MENU
  • ÇEVİRİ
  • YORUM
  • YARGI KRİZİ
  • PİYASALAR
  • GÜNDEM
  • DÜNYA
  • EDİTÖRDEN
  • SPOR
  • KÖŞE YAZILARI
  • DOSYA>Seçimin Ardından
  • GENEL
  • KİTAP
  • DOSYA>Avrupa'nın Seçimi
  • DOSYA>Emekliler
  • YAZARLAR
  • FOTO GALERİ
  • WEB TV
  • ASTROLOJİ
  • RÜYA TABİRLERİ
  • HABER ARŞİVİ
  • YOL TRAFIK DURUMU
  • RÖPORTAJLAR
  • Künye
  • Gizlilik Politikası
  • E-Bülten
Yeni Arayış
Yeni Arayış
Yeni Arayış
  • ANA SAYFA
  • KÖŞE & YORUM YAZILARI
  • GÜNDEM
  • KATEGORİLER
    • SİYASET
    • EKONOMİ
    • DIŞ POLİTİKA
    • KÜLTÜR SANAT
    • HUKUK
    • TEKNOLOJİ
    • PSİKOLOJİ
    • FELSEFE
    • KENT
    • EDEBİYAT
    • SAĞLIK
    • ASTROLOJİ
    • GEZİ
    • SÖYLEŞİ
    • EKOLOJİ
    • MEDYA
    • EĞİTİM
  • KÜNYE & İLETİŞİM
Kapat

Aşırı değerli TL, yüksek enflasyon ve Türkiye Turizmi: Ekonomi politikalarının sektörel etkilerİ

Ana SayfaSi̇yasetAşırı değerli TL, yüksek enflasyon ve Türkiye Turizmi: Ekonomi politikalarının sektörel etkilerİ
Aşırı değerli TL, yüksek enflasyon ve Türkiye Turizmi: Ekonomi politikalarının sektörel etkilerİ

Turizm sektörünün yaşadığı gelir ve kârlılık yaratma sorunlarına yönelik olarak, kur politikası ve enflasyon yönetiminde TL’nin gerçek piyasa değerine yakınlaşması sağlanmalıdır. Kitle turizminden çok, yüksek gelirli turist segmentlerine odaklanılmalıdır.

02 Temmuz, 2025, Çarşamba 06:20
  • yazdıryorum yazfont küçültfont büyüt
Onur Saatlı
Onur Saatlı

Türkiye’nin izlediği ekonomi politikaları kısa vadede bazı makro göstergelerde iyileşme sağlasa da, turizm gibi döviz kazandırıcı sektörlerde yapısal sorunları derinleştirmektedir.
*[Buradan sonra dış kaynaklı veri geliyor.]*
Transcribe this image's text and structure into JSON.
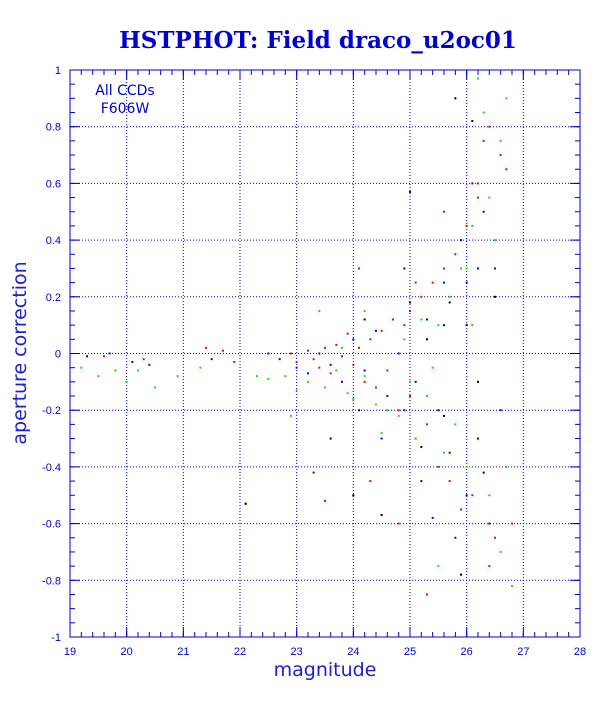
{
  "chart_data": {
    "type": "scatter",
    "title": "HSTPHOT: Field draco_u2oc01",
    "xlabel": "magnitude",
    "ylabel": "aperture correction",
    "xlim": [
      19,
      28
    ],
    "ylim": [
      -1,
      1
    ],
    "xticks": [
      "19",
      "20",
      "21",
      "22",
      "23",
      "24",
      "25",
      "26",
      "27",
      "28"
    ],
    "yticks": [
      "-1",
      "-0.8",
      "-0.6",
      "-0.4",
      "-0.2",
      "0",
      "0.2",
      "0.4",
      "0.6",
      "0.8",
      "1"
    ],
    "annotations": [
      "All CCDs",
      "F606W"
    ],
    "grid": true,
    "colors": {
      "frame": "#0000cc",
      "grid": "#0000cc",
      "red": "#ff0000",
      "green": "#00ee00",
      "blue": "#0000ff",
      "black": "#000000"
    },
    "series": [
      {
        "color": "#ff0000",
        "points": [
          [
            19.6,
            -0.01
          ],
          [
            20.3,
            -0.02
          ],
          [
            21.4,
            0.02
          ],
          [
            21.7,
            0.01
          ],
          [
            21.9,
            -0.03
          ],
          [
            22.1,
            -0.53
          ],
          [
            22.9,
            0.0
          ],
          [
            23.0,
            -0.03
          ],
          [
            23.2,
            0.01
          ],
          [
            23.3,
            -0.02
          ],
          [
            23.4,
            -0.05
          ],
          [
            23.5,
            0.02
          ],
          [
            23.6,
            -0.07
          ],
          [
            23.7,
            0.03
          ],
          [
            23.8,
            -0.01
          ],
          [
            23.9,
            0.07
          ],
          [
            24.0,
            -0.04
          ],
          [
            24.1,
            0.02
          ],
          [
            24.2,
            -0.1
          ],
          [
            24.3,
            0.05
          ],
          [
            24.4,
            -0.12
          ],
          [
            24.5,
            0.08
          ],
          [
            24.6,
            -0.06
          ],
          [
            24.7,
            0.12
          ],
          [
            24.8,
            -0.2
          ],
          [
            24.9,
            0.1
          ],
          [
            25.0,
            -0.15
          ],
          [
            25.0,
            0.15
          ],
          [
            25.1,
            -0.3
          ],
          [
            25.2,
            0.2
          ],
          [
            25.3,
            -0.25
          ],
          [
            25.4,
            0.25
          ],
          [
            25.5,
            -0.4
          ],
          [
            25.6,
            0.3
          ],
          [
            25.7,
            -0.45
          ],
          [
            25.8,
            0.35
          ],
          [
            25.9,
            -0.55
          ],
          [
            26.0,
            0.45
          ],
          [
            26.1,
            -0.5
          ],
          [
            26.2,
            0.6
          ],
          [
            26.3,
            0.75
          ],
          [
            26.4,
            0.8
          ],
          [
            26.5,
            -0.65
          ],
          [
            26.6,
            0.7
          ],
          [
            26.7,
            0.65
          ],
          [
            26.8,
            -0.6
          ],
          [
            24.3,
            -0.45
          ],
          [
            24.8,
            -0.6
          ],
          [
            25.3,
            -0.85
          ],
          [
            25.6,
            0.5
          ],
          [
            26.2,
            0.55
          ],
          [
            25.9,
            0.3
          ],
          [
            26.4,
            -0.75
          ],
          [
            23.5,
            -0.52
          ],
          [
            24.1,
            0.3
          ],
          [
            25.1,
            0.25
          ]
        ]
      },
      {
        "color": "#00ee00",
        "points": [
          [
            19.2,
            -0.05
          ],
          [
            19.5,
            -0.08
          ],
          [
            19.8,
            -0.06
          ],
          [
            20.0,
            -0.1
          ],
          [
            20.2,
            -0.06
          ],
          [
            20.5,
            -0.12
          ],
          [
            20.9,
            -0.08
          ],
          [
            21.3,
            -0.05
          ],
          [
            22.3,
            -0.08
          ],
          [
            22.5,
            -0.09
          ],
          [
            22.8,
            -0.08
          ],
          [
            23.0,
            -0.13
          ],
          [
            23.2,
            -0.1
          ],
          [
            23.5,
            -0.12
          ],
          [
            23.7,
            -0.06
          ],
          [
            23.9,
            -0.14
          ],
          [
            24.0,
            -0.16
          ],
          [
            24.2,
            -0.08
          ],
          [
            24.4,
            -0.18
          ],
          [
            24.6,
            -0.2
          ],
          [
            24.8,
            -0.22
          ],
          [
            25.0,
            -0.1
          ],
          [
            25.1,
            -0.3
          ],
          [
            25.3,
            -0.15
          ],
          [
            25.5,
            0.1
          ],
          [
            25.6,
            -0.35
          ],
          [
            25.7,
            0.2
          ],
          [
            25.8,
            -0.25
          ],
          [
            25.9,
            0.3
          ],
          [
            26.0,
            -0.4
          ],
          [
            26.1,
            0.45
          ],
          [
            26.2,
            0.97
          ],
          [
            26.3,
            0.85
          ],
          [
            26.4,
            -0.5
          ],
          [
            26.5,
            0.4
          ],
          [
            26.6,
            -0.7
          ],
          [
            26.7,
            0.9
          ],
          [
            26.8,
            -0.82
          ],
          [
            24.2,
            0.15
          ],
          [
            24.9,
            0.05
          ],
          [
            25.4,
            -0.05
          ],
          [
            25.2,
            0.12
          ],
          [
            23.8,
            0.02
          ],
          [
            26.1,
            0.1
          ],
          [
            25.5,
            -0.75
          ],
          [
            26.4,
            0.55
          ],
          [
            24.5,
            -0.28
          ],
          [
            22.9,
            -0.22
          ],
          [
            23.4,
            0.15
          ],
          [
            26.0,
            0.3
          ],
          [
            26.2,
            -0.3
          ],
          [
            26.6,
            0.75
          ],
          [
            26.7,
            -0.4
          ]
        ]
      },
      {
        "color": "#0000ff",
        "points": [
          [
            19.3,
            -0.01
          ],
          [
            19.7,
            0.0
          ],
          [
            20.1,
            -0.03
          ],
          [
            20.4,
            -0.04
          ],
          [
            21.5,
            -0.02
          ],
          [
            22.5,
            0.0
          ],
          [
            22.7,
            -0.02
          ],
          [
            23.0,
            -0.05
          ],
          [
            23.2,
            -0.07
          ],
          [
            23.4,
            0.0
          ],
          [
            23.6,
            -0.04
          ],
          [
            23.8,
            -0.1
          ],
          [
            24.0,
            0.05
          ],
          [
            24.2,
            -0.06
          ],
          [
            24.4,
            0.08
          ],
          [
            24.6,
            -0.15
          ],
          [
            24.8,
            0.0
          ],
          [
            24.9,
            -0.2
          ],
          [
            25.0,
            0.18
          ],
          [
            25.1,
            -0.1
          ],
          [
            25.3,
            0.12
          ],
          [
            25.5,
            -0.2
          ],
          [
            25.6,
            0.25
          ],
          [
            25.7,
            -0.35
          ],
          [
            25.9,
            0.4
          ],
          [
            26.0,
            -0.5
          ],
          [
            26.1,
            0.6
          ],
          [
            26.2,
            -0.3
          ],
          [
            26.3,
            0.5
          ],
          [
            26.4,
            -0.6
          ],
          [
            26.5,
            0.3
          ],
          [
            26.6,
            -0.2
          ],
          [
            25.8,
            -0.65
          ],
          [
            25.4,
            -0.58
          ],
          [
            23.3,
            -0.42
          ],
          [
            24.5,
            -0.3
          ],
          [
            24.9,
            0.3
          ],
          [
            26.0,
            0.25
          ],
          [
            25.2,
            -0.45
          ],
          [
            26.2,
            0.3
          ],
          [
            24.1,
            -0.2
          ],
          [
            25.6,
            0.1
          ]
        ]
      },
      {
        "color": "#000000",
        "points": [
          [
            25.0,
            0.57
          ],
          [
            25.8,
            0.9
          ],
          [
            26.1,
            0.82
          ],
          [
            25.6,
            -0.22
          ],
          [
            24.5,
            -0.57
          ],
          [
            25.9,
            -0.78
          ],
          [
            26.2,
            -0.1
          ],
          [
            24.0,
            -0.5
          ],
          [
            25.3,
            0.05
          ],
          [
            26.5,
            0.2
          ],
          [
            26.3,
            -0.42
          ],
          [
            23.6,
            -0.3
          ],
          [
            25.2,
            -0.33
          ],
          [
            26.0,
            0.1
          ],
          [
            22.1,
            -0.53
          ],
          [
            24.2,
            0.12
          ],
          [
            25.7,
            0.18
          ]
        ]
      }
    ]
  }
}
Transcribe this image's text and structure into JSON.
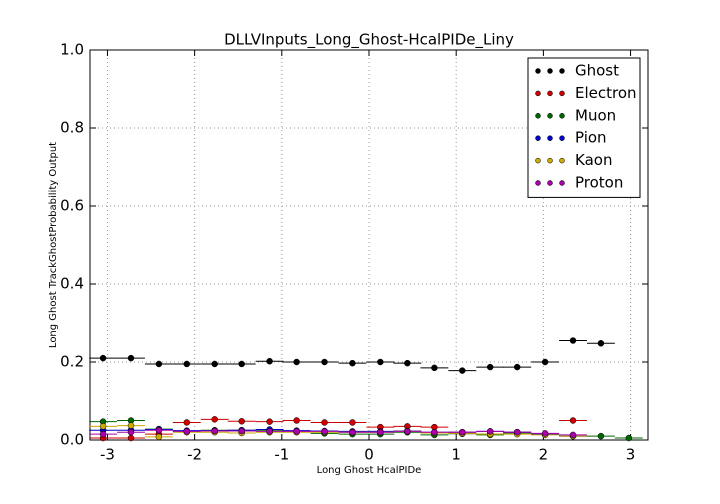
{
  "chart_data": {
    "type": "scatter",
    "title": "DLLVInputs_Long_Ghost-HcalPIDe_Liny",
    "x_label": "Long Ghost HcalPIDe",
    "y_label": "Long Ghost TrackGhostProbability Output",
    "x": [
      -3.05,
      -2.73,
      -2.41,
      -2.09,
      -1.77,
      -1.46,
      -1.14,
      -0.83,
      -0.51,
      -0.19,
      0.13,
      0.44,
      0.75,
      1.07,
      1.39,
      1.7,
      2.02,
      2.34,
      2.66,
      2.98
    ],
    "xerr": 0.16,
    "series": [
      {
        "name": "Ghost",
        "color": "#000000",
        "values": [
          0.21,
          0.21,
          0.195,
          0.195,
          0.195,
          0.195,
          0.202,
          0.2,
          0.2,
          0.197,
          0.2,
          0.197,
          0.185,
          0.178,
          0.187,
          0.187,
          0.2,
          0.255,
          0.248,
          null
        ]
      },
      {
        "name": "Electron",
        "color": "#cc0000",
        "values": [
          0.005,
          0.005,
          0.015,
          0.045,
          0.053,
          0.048,
          0.047,
          0.05,
          0.045,
          0.045,
          0.033,
          0.035,
          0.033,
          0.02,
          0.015,
          0.02,
          0.015,
          0.05,
          null,
          null
        ]
      },
      {
        "name": "Muon",
        "color": "#006600",
        "values": [
          0.047,
          0.05,
          0.028,
          0.022,
          0.025,
          0.025,
          0.025,
          0.022,
          0.017,
          0.015,
          0.015,
          0.02,
          0.013,
          0.016,
          0.013,
          0.018,
          0.014,
          0.01,
          0.01,
          0.005
        ]
      },
      {
        "name": "Pion",
        "color": "#0000cc",
        "values": [
          0.025,
          0.025,
          0.027,
          0.024,
          0.024,
          0.025,
          0.027,
          0.024,
          0.023,
          0.022,
          0.022,
          0.023,
          0.02,
          0.02,
          0.022,
          0.02,
          0.015,
          0.01,
          null,
          null
        ]
      },
      {
        "name": "Kaon",
        "color": "#ccaa00",
        "values": [
          0.035,
          0.037,
          0.008,
          0.02,
          0.02,
          0.018,
          0.02,
          0.02,
          0.02,
          0.02,
          0.02,
          0.022,
          0.018,
          0.017,
          0.015,
          0.015,
          0.013,
          0.01,
          null,
          null
        ]
      },
      {
        "name": "Proton",
        "color": "#aa00aa",
        "values": [
          0.015,
          0.02,
          0.025,
          0.022,
          0.023,
          0.023,
          0.022,
          0.022,
          0.022,
          0.02,
          0.02,
          0.022,
          0.02,
          0.02,
          0.022,
          0.02,
          0.017,
          0.013,
          null,
          null
        ]
      }
    ],
    "xlim": [
      -3.2,
      3.2
    ],
    "ylim": [
      0,
      1
    ],
    "xticks": [
      -3,
      -2,
      -1,
      0,
      1,
      2,
      3
    ],
    "yticks": [
      {
        "value": 0,
        "label": "0.0"
      },
      {
        "value": 0.2,
        "label": "0.2"
      },
      {
        "value": 0.4,
        "label": "0.4"
      },
      {
        "value": 0.6,
        "label": "0.6"
      },
      {
        "value": 0.8,
        "label": "0.8"
      },
      {
        "value": 1,
        "label": "1.0"
      }
    ],
    "grid": true,
    "legend": "upper right"
  }
}
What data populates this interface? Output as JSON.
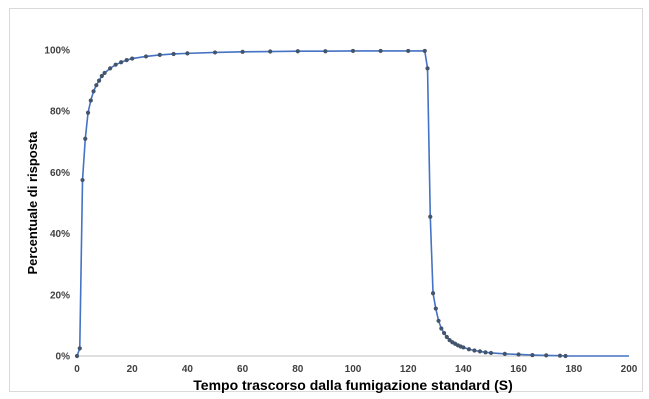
{
  "chart_data": {
    "type": "line",
    "title": "",
    "xlabel": "Tempo trascorso dalla fumigazione standard (S)",
    "ylabel": "Percentuale di risposta",
    "xlim": [
      0,
      200
    ],
    "ylim": [
      0,
      1
    ],
    "x_ticks": [
      "0",
      "20",
      "40",
      "60",
      "80",
      "100",
      "120",
      "140",
      "160",
      "180",
      "200"
    ],
    "y_ticks": [
      "0%",
      "20%",
      "40%",
      "60%",
      "80%",
      "100%"
    ],
    "grid": false,
    "legend": "none",
    "colors": {
      "line": "#4472c4",
      "marker": "#44546a"
    },
    "series": [
      {
        "x": [
          0,
          1,
          2,
          3,
          4,
          5,
          6,
          7,
          8,
          9,
          10,
          12,
          14,
          16,
          18,
          20,
          25,
          30,
          35,
          40,
          50,
          60,
          70,
          80,
          90,
          100,
          110,
          120,
          126,
          127,
          128,
          129,
          130,
          131,
          132,
          133,
          134,
          135,
          136,
          137,
          138,
          139,
          140,
          142,
          144,
          146,
          148,
          150,
          155,
          160,
          165,
          170,
          175,
          177,
          200
        ],
        "y": [
          0.0,
          0.025,
          0.575,
          0.71,
          0.795,
          0.835,
          0.865,
          0.885,
          0.9,
          0.915,
          0.925,
          0.94,
          0.952,
          0.96,
          0.967,
          0.972,
          0.979,
          0.984,
          0.987,
          0.989,
          0.992,
          0.994,
          0.995,
          0.996,
          0.996,
          0.997,
          0.997,
          0.997,
          0.997,
          0.94,
          0.455,
          0.205,
          0.155,
          0.115,
          0.09,
          0.075,
          0.062,
          0.052,
          0.045,
          0.04,
          0.035,
          0.031,
          0.028,
          0.022,
          0.018,
          0.015,
          0.012,
          0.01,
          0.007,
          0.005,
          0.003,
          0.002,
          0.001,
          0.0,
          0.0
        ]
      }
    ]
  }
}
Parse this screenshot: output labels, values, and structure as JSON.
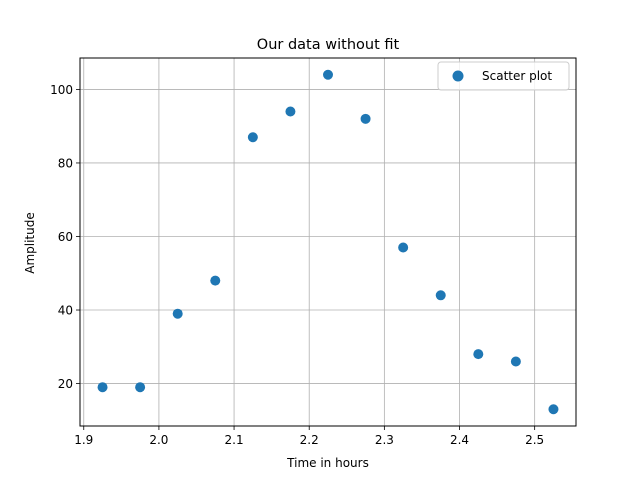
{
  "chart_data": {
    "type": "scatter",
    "title": "Our data without fit",
    "xlabel": "Time in hours",
    "ylabel": "Amplitude",
    "xlim": [
      1.895,
      2.555
    ],
    "ylim": [
      8.45,
      108.55
    ],
    "x_ticks": [
      1.9,
      2.0,
      2.1,
      2.2,
      2.3,
      2.4,
      2.5
    ],
    "x_tick_labels": [
      "1.9",
      "2.0",
      "2.1",
      "2.2",
      "2.3",
      "2.4",
      "2.5"
    ],
    "y_ticks": [
      20,
      40,
      60,
      80,
      100
    ],
    "y_tick_labels": [
      "20",
      "40",
      "60",
      "80",
      "100"
    ],
    "grid": true,
    "legend_position": "upper-right",
    "series": [
      {
        "name": "Scatter plot",
        "color": "#1f77b4",
        "x": [
          1.925,
          1.975,
          2.025,
          2.075,
          2.125,
          2.175,
          2.225,
          2.275,
          2.325,
          2.375,
          2.425,
          2.475,
          2.525
        ],
        "y": [
          19,
          19,
          39,
          48,
          87,
          94,
          104,
          92,
          57,
          44,
          28,
          26,
          13
        ]
      }
    ]
  }
}
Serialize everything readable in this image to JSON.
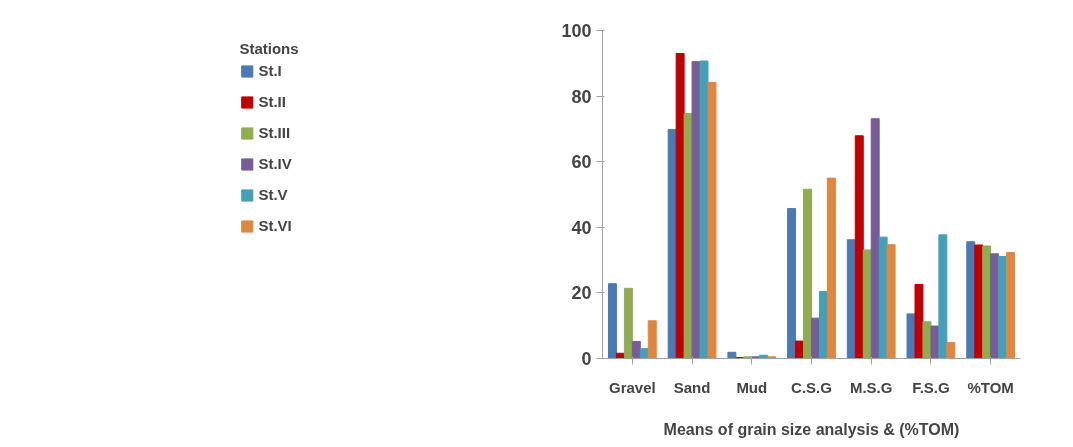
{
  "chart_data": {
    "type": "bar",
    "xlabel": "Means of grain size analysis & (%TOM)",
    "legend_title": "Stations",
    "categories": [
      "Gravel",
      "Sand",
      "Mud",
      "C.S.G",
      "M.S.G",
      "F.S.G",
      "%TOM"
    ],
    "series": [
      {
        "name": "St.I",
        "color": "#4a7ab5",
        "values": [
          22.8,
          69.8,
          1.9,
          45.7,
          36.2,
          13.6,
          35.6
        ]
      },
      {
        "name": "St.II",
        "color": "#c00000",
        "values": [
          1.6,
          93,
          0.3,
          5.3,
          67.9,
          22.6,
          34.6
        ]
      },
      {
        "name": "St.III",
        "color": "#8fac50",
        "values": [
          21.4,
          74.7,
          0.5,
          51.6,
          33.1,
          11.2,
          34.3
        ]
      },
      {
        "name": "St.IV",
        "color": "#785c96",
        "values": [
          5.2,
          90.5,
          0.5,
          12.3,
          73.1,
          9.9,
          31.9
        ]
      },
      {
        "name": "St.V",
        "color": "#44a0b9",
        "values": [
          3,
          90.7,
          1,
          20.4,
          37,
          37.7,
          31.1
        ]
      },
      {
        "name": "St.VI",
        "color": "#e0873f",
        "values": [
          11.5,
          84.2,
          0.5,
          55,
          34.7,
          4.9,
          32.3
        ]
      }
    ],
    "ylim": [
      0,
      100
    ],
    "yticks": [
      0,
      20,
      40,
      60,
      80,
      100
    ],
    "grid": false,
    "legend": "left"
  }
}
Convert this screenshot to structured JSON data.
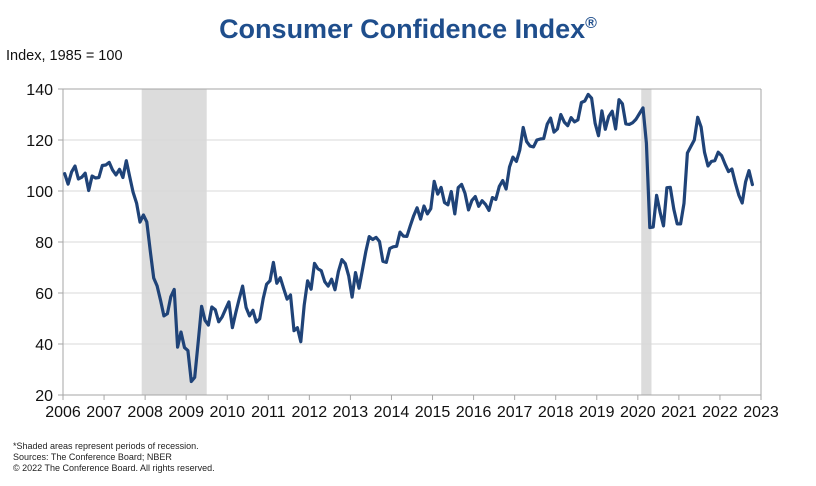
{
  "chart_data": {
    "type": "line",
    "title": "Consumer Confidence Index",
    "title_mark": "®",
    "ylabel": "Index, 1985 = 100",
    "xlabel": "",
    "ylim": [
      20,
      140
    ],
    "yticks": [
      20,
      40,
      60,
      80,
      100,
      120,
      140
    ],
    "xticks": [
      "2006",
      "2007",
      "2008",
      "2009",
      "2010",
      "2011",
      "2012",
      "2013",
      "2014",
      "2015",
      "2016",
      "2017",
      "2018",
      "2019",
      "2020",
      "2021",
      "2022",
      "2023"
    ],
    "grid": true,
    "legend": "none",
    "line_color": "#1f4378",
    "recession_color": "#dcdcdc",
    "recessions": [
      {
        "start": "2007-12",
        "end": "2009-06"
      },
      {
        "start": "2020-02",
        "end": "2020-04"
      }
    ],
    "series": [
      {
        "name": "Consumer Confidence Index",
        "start": "2006-01",
        "frequency": "monthly",
        "values": [
          106.8,
          102.7,
          107.5,
          109.8,
          104.7,
          105.4,
          107.0,
          100.2,
          105.9,
          105.1,
          105.3,
          110.0,
          110.2,
          111.2,
          108.2,
          106.3,
          108.5,
          105.3,
          111.9,
          105.6,
          99.5,
          95.2,
          87.8,
          90.6,
          87.9,
          76.4,
          65.9,
          62.8,
          57.2,
          51.0,
          51.9,
          58.5,
          61.4,
          38.8,
          44.7,
          38.6,
          37.4,
          25.3,
          26.9,
          40.8,
          54.8,
          49.3,
          47.4,
          54.5,
          53.4,
          48.7,
          50.6,
          53.6,
          56.5,
          46.4,
          52.3,
          57.7,
          62.7,
          54.3,
          51.0,
          53.2,
          48.6,
          49.9,
          57.8,
          63.4,
          64.8,
          72.0,
          63.8,
          66.0,
          61.7,
          57.6,
          59.2,
          45.2,
          46.4,
          40.9,
          55.2,
          64.8,
          61.5,
          71.6,
          69.5,
          68.7,
          64.4,
          62.7,
          65.4,
          61.3,
          68.4,
          73.1,
          71.5,
          66.7,
          58.4,
          68.0,
          61.9,
          69.0,
          76.2,
          82.1,
          81.0,
          81.8,
          80.2,
          72.4,
          72.0,
          77.5,
          78.1,
          78.3,
          83.9,
          82.3,
          82.2,
          86.4,
          90.3,
          93.4,
          89.0,
          94.1,
          91.0,
          93.1,
          103.8,
          98.8,
          101.4,
          95.5,
          94.6,
          99.8,
          91.0,
          101.3,
          102.6,
          99.1,
          92.6,
          96.3,
          97.8,
          94.0,
          96.2,
          94.7,
          92.4,
          97.4,
          96.7,
          101.8,
          104.1,
          100.8,
          109.4,
          113.3,
          111.6,
          116.1,
          124.9,
          119.4,
          117.6,
          117.3,
          120.0,
          120.4,
          120.6,
          126.2,
          128.6,
          123.1,
          124.3,
          130.0,
          127.0,
          125.6,
          128.8,
          127.1,
          127.9,
          134.7,
          135.3,
          137.9,
          136.4,
          126.6,
          121.7,
          131.4,
          124.2,
          129.2,
          131.3,
          124.3,
          135.8,
          134.2,
          126.3,
          126.1,
          126.8,
          128.2,
          130.4,
          132.6,
          118.8,
          85.7,
          85.9,
          98.3,
          91.7,
          86.3,
          101.3,
          101.4,
          92.9,
          87.1,
          87.1,
          95.2,
          114.9,
          117.5,
          120.0,
          128.9,
          125.1,
          115.2,
          109.8,
          111.6,
          111.9,
          115.2,
          113.8,
          110.5,
          107.6,
          108.6,
          103.2,
          98.4,
          95.3,
          103.6,
          108.0,
          102.5
        ]
      }
    ],
    "notes": [
      "*Shaded areas represent periods of recession.",
      "Sources: The Conference Board; NBER",
      "© 2022 The Conference Board. All rights reserved."
    ]
  }
}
Yüksek enflasyon ve aşırı değerli TL, Türkiye’nin rekabet gücünü azaltmakta ve sürdürülebilir büyümeyi tehdit etmektedir. Turizmin geleceği, yalnızca tanıtım stratejilerine değil; aynı zamanda para politikalarının öngörülebilirliğine, kur rejiminin gerçekçiliğine ve sektörel desteklerin kalitesine bağlıdır.

Yeni Arayış okurlarına merhaba. Kuruluşuna bizatihi şahit olan bir kişi olarak uzun bir süre sonra yazısal olarak katkı koyabilmek için oldukça geç kalınmış bir merhaba olsa da, arada belirli periyotlarda belki buradan düşüncelerimizi paylaşma imkanı bulabiliriz sevgili Murat Aksoy aracılığıyla.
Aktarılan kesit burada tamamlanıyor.